(IMAGEM DA WEB)
A mulher, alta, magra, de cerca de 30 anos, de aspecto relativamente cuidado, transpõe a porta da pequena loja de velharias empurrando um triciclo com um bebé de mais ou menos um ano. Traz consigo um pequeno saco. Encosta o carro com a criança e dirige-se ao dono do estabelecimento: “disseram-me que aqui compram coisas”. E abre o pequeno saco de papel já muito usado noutras viagens. Lá dentro, seis pequenos livros de romance em formato de bolso e uma pequena caixa, tipo guarda-jóias, com uma argola de prata, com a inscrição “Bebé” e um pequeno anjo de asas abertas também de prata. Certamente oferta do baptizado do pequeno rebento, que, olhando fixamente os dois, um pouco corado, assistia a esta cena.

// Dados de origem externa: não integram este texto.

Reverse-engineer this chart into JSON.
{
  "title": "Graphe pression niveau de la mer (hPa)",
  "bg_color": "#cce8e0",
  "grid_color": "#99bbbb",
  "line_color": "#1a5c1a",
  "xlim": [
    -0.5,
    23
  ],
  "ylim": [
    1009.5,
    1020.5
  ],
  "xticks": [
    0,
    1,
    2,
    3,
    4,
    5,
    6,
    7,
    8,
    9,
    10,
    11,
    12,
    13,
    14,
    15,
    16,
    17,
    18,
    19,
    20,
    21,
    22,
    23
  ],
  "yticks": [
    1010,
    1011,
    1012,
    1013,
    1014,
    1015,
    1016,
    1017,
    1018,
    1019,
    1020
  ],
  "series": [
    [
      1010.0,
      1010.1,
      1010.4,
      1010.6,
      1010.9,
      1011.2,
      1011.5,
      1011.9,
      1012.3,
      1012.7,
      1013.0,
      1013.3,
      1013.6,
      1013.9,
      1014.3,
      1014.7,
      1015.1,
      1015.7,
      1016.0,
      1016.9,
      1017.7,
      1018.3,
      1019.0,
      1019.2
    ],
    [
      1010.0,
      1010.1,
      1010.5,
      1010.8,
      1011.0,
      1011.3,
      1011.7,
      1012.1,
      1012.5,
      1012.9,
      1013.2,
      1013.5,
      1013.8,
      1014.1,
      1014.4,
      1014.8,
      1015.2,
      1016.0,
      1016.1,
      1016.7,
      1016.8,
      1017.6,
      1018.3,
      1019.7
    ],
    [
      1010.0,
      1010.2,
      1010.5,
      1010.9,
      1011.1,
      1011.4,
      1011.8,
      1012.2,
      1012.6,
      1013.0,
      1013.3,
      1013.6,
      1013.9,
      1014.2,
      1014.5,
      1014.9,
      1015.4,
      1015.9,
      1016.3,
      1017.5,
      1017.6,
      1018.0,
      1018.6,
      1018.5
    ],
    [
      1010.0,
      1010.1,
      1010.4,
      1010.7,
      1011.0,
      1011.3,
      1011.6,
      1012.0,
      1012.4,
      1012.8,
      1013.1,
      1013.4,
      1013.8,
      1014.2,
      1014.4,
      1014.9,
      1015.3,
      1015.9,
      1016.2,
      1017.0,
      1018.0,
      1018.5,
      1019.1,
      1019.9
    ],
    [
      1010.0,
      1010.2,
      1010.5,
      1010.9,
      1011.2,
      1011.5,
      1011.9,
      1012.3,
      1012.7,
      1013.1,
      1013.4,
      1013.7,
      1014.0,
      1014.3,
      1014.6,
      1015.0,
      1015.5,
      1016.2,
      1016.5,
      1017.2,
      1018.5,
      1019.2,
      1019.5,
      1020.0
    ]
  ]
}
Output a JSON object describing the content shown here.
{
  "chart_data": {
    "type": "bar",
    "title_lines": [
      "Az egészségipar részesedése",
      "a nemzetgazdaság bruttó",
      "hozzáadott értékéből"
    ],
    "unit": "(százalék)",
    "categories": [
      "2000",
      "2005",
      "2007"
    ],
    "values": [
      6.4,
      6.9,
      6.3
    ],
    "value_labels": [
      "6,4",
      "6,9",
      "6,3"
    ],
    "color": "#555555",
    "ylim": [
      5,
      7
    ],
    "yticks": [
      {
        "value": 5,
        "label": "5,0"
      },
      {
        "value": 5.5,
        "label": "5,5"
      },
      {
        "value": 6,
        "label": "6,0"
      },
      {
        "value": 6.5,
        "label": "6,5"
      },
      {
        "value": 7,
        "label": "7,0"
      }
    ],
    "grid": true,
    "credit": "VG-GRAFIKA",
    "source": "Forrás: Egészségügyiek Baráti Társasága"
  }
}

A sua voz é frágil e vacilante. Tudo indica, no seu titubear, que há um receio impresso, como se adivinhasse antecipadamente o que vai ouvir. Como se, por calcorrear outras tantas portas batidas, já conhecesse a resposta de cor e salteado.

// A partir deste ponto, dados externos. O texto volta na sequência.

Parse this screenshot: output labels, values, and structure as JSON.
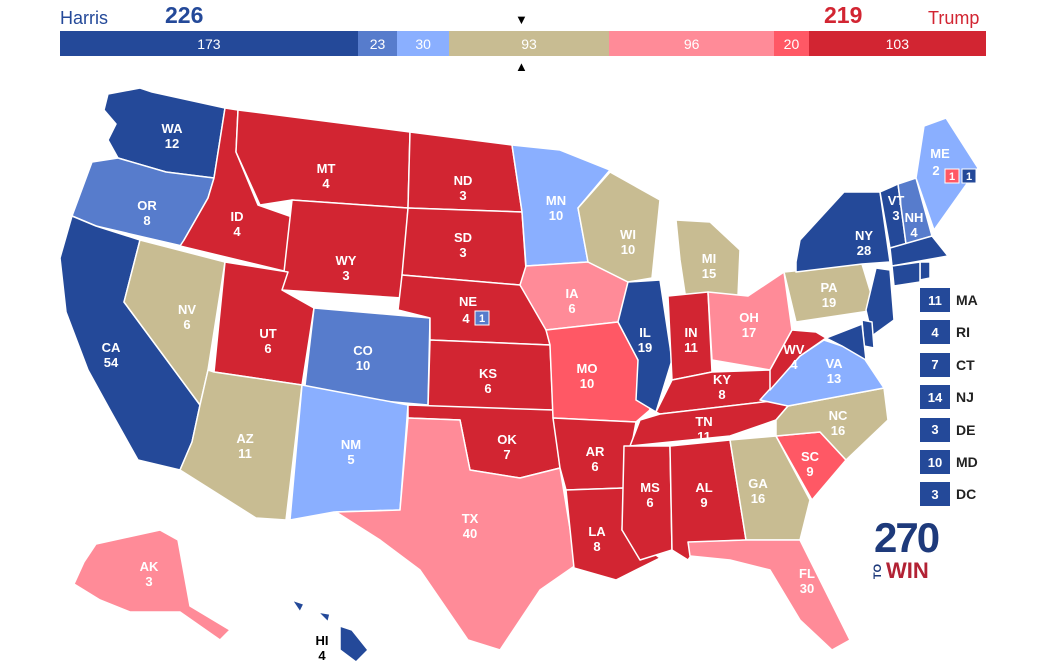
{
  "header": {
    "dem_name": "Harris",
    "dem_total": "226",
    "rep_name": "Trump",
    "rep_total": "219",
    "arrow_down": "▼",
    "arrow_up": "▲",
    "segments": [
      {
        "label": "173",
        "value": 173,
        "color": "#244999"
      },
      {
        "label": "23",
        "value": 23,
        "color": "#577ccc"
      },
      {
        "label": "30",
        "value": 30,
        "color": "#8aafff"
      },
      {
        "label": "93",
        "value": 93,
        "color": "#c8bc92"
      },
      {
        "label": "96",
        "value": 96,
        "color": "#ff8b98"
      },
      {
        "label": "20",
        "value": 20,
        "color": "#ff5865"
      },
      {
        "label": "103",
        "value": 103,
        "color": "#d22532"
      }
    ]
  },
  "colors": {
    "safe_d": "#244999",
    "likely_d": "#577ccc",
    "lean_d": "#8aafff",
    "tossup": "#c8bc92",
    "lean_r": "#ff8b98",
    "likely_r": "#ff5865",
    "safe_r": "#d22532",
    "dem_text": "#244999",
    "rep_text": "#d22532"
  },
  "states": [
    {
      "abbr": "WA",
      "ev": "12",
      "rating": "safe_d"
    },
    {
      "abbr": "OR",
      "ev": "8",
      "rating": "likely_d"
    },
    {
      "abbr": "CA",
      "ev": "54",
      "rating": "safe_d"
    },
    {
      "abbr": "ID",
      "ev": "4",
      "rating": "safe_r"
    },
    {
      "abbr": "NV",
      "ev": "6",
      "rating": "tossup"
    },
    {
      "abbr": "MT",
      "ev": "4",
      "rating": "safe_r"
    },
    {
      "abbr": "WY",
      "ev": "3",
      "rating": "safe_r"
    },
    {
      "abbr": "UT",
      "ev": "6",
      "rating": "safe_r"
    },
    {
      "abbr": "AZ",
      "ev": "11",
      "rating": "tossup"
    },
    {
      "abbr": "CO",
      "ev": "10",
      "rating": "likely_d"
    },
    {
      "abbr": "NM",
      "ev": "5",
      "rating": "lean_d"
    },
    {
      "abbr": "ND",
      "ev": "3",
      "rating": "safe_r"
    },
    {
      "abbr": "SD",
      "ev": "3",
      "rating": "safe_r"
    },
    {
      "abbr": "NE",
      "ev": "4",
      "rating": "safe_r"
    },
    {
      "abbr": "KS",
      "ev": "6",
      "rating": "safe_r"
    },
    {
      "abbr": "OK",
      "ev": "7",
      "rating": "safe_r"
    },
    {
      "abbr": "TX",
      "ev": "40",
      "rating": "lean_r"
    },
    {
      "abbr": "MN",
      "ev": "10",
      "rating": "lean_d"
    },
    {
      "abbr": "IA",
      "ev": "6",
      "rating": "lean_r"
    },
    {
      "abbr": "MO",
      "ev": "10",
      "rating": "likely_r"
    },
    {
      "abbr": "AR",
      "ev": "6",
      "rating": "safe_r"
    },
    {
      "abbr": "LA",
      "ev": "8",
      "rating": "safe_r"
    },
    {
      "abbr": "WI",
      "ev": "10",
      "rating": "tossup"
    },
    {
      "abbr": "IL",
      "ev": "19",
      "rating": "safe_d"
    },
    {
      "abbr": "MI",
      "ev": "15",
      "rating": "tossup"
    },
    {
      "abbr": "IN",
      "ev": "11",
      "rating": "safe_r"
    },
    {
      "abbr": "OH",
      "ev": "17",
      "rating": "lean_r"
    },
    {
      "abbr": "KY",
      "ev": "8",
      "rating": "safe_r"
    },
    {
      "abbr": "TN",
      "ev": "11",
      "rating": "safe_r"
    },
    {
      "abbr": "MS",
      "ev": "6",
      "rating": "safe_r"
    },
    {
      "abbr": "AL",
      "ev": "9",
      "rating": "safe_r"
    },
    {
      "abbr": "GA",
      "ev": "16",
      "rating": "tossup"
    },
    {
      "abbr": "FL",
      "ev": "30",
      "rating": "lean_r"
    },
    {
      "abbr": "SC",
      "ev": "9",
      "rating": "likely_r"
    },
    {
      "abbr": "NC",
      "ev": "16",
      "rating": "tossup"
    },
    {
      "abbr": "VA",
      "ev": "13",
      "rating": "lean_d"
    },
    {
      "abbr": "WV",
      "ev": "4",
      "rating": "safe_r"
    },
    {
      "abbr": "PA",
      "ev": "19",
      "rating": "tossup"
    },
    {
      "abbr": "NY",
      "ev": "28",
      "rating": "safe_d"
    },
    {
      "abbr": "VT",
      "ev": "3",
      "rating": "safe_d"
    },
    {
      "abbr": "NH",
      "ev": "4",
      "rating": "likely_d"
    },
    {
      "abbr": "ME",
      "ev": "2",
      "rating": "lean_d"
    },
    {
      "abbr": "AK",
      "ev": "3",
      "rating": "lean_r"
    },
    {
      "abbr": "HI",
      "ev": "4",
      "rating": "safe_d"
    }
  ],
  "district_boxes": {
    "ne_cd2": "1",
    "me_cd1": "1",
    "me_cd2": "1"
  },
  "small_states": [
    {
      "abbr": "MA",
      "ev": "11",
      "rating": "safe_d"
    },
    {
      "abbr": "RI",
      "ev": "4",
      "rating": "safe_d"
    },
    {
      "abbr": "CT",
      "ev": "7",
      "rating": "safe_d"
    },
    {
      "abbr": "NJ",
      "ev": "14",
      "rating": "safe_d"
    },
    {
      "abbr": "DE",
      "ev": "3",
      "rating": "safe_d"
    },
    {
      "abbr": "MD",
      "ev": "10",
      "rating": "safe_d"
    },
    {
      "abbr": "DC",
      "ev": "3",
      "rating": "safe_d"
    }
  ],
  "logo": {
    "number": "270",
    "to": "TO",
    "win": "WIN"
  }
}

E a resposta do comerciante, já repetida nesta manhã, cerca de meia-dúzia de vezes, saiu inexorável. Inevitavelmente, foi igual à de tantas outras já conhecidas pela mulher: “não posso comprar. As coisas estão más. Lamento!”.
E ali, naquela pequena loja, a mulher como se estivesse em fim de tempo, grávida de tanta negação e insensibilidade, como se ali mesmo tivesse rebentado o saco das águas, leva uma mão aberta aos olhos, como envergonhada da sua indefesa, e chora copiosamente. As lágrimas, como paridas de uma situação incongruente e filhas de pai incógnito mas conhecido de vista, como pingos de chuva deslizando pela montanha, escorrem sem controlo pelo rosto da jovem mulher.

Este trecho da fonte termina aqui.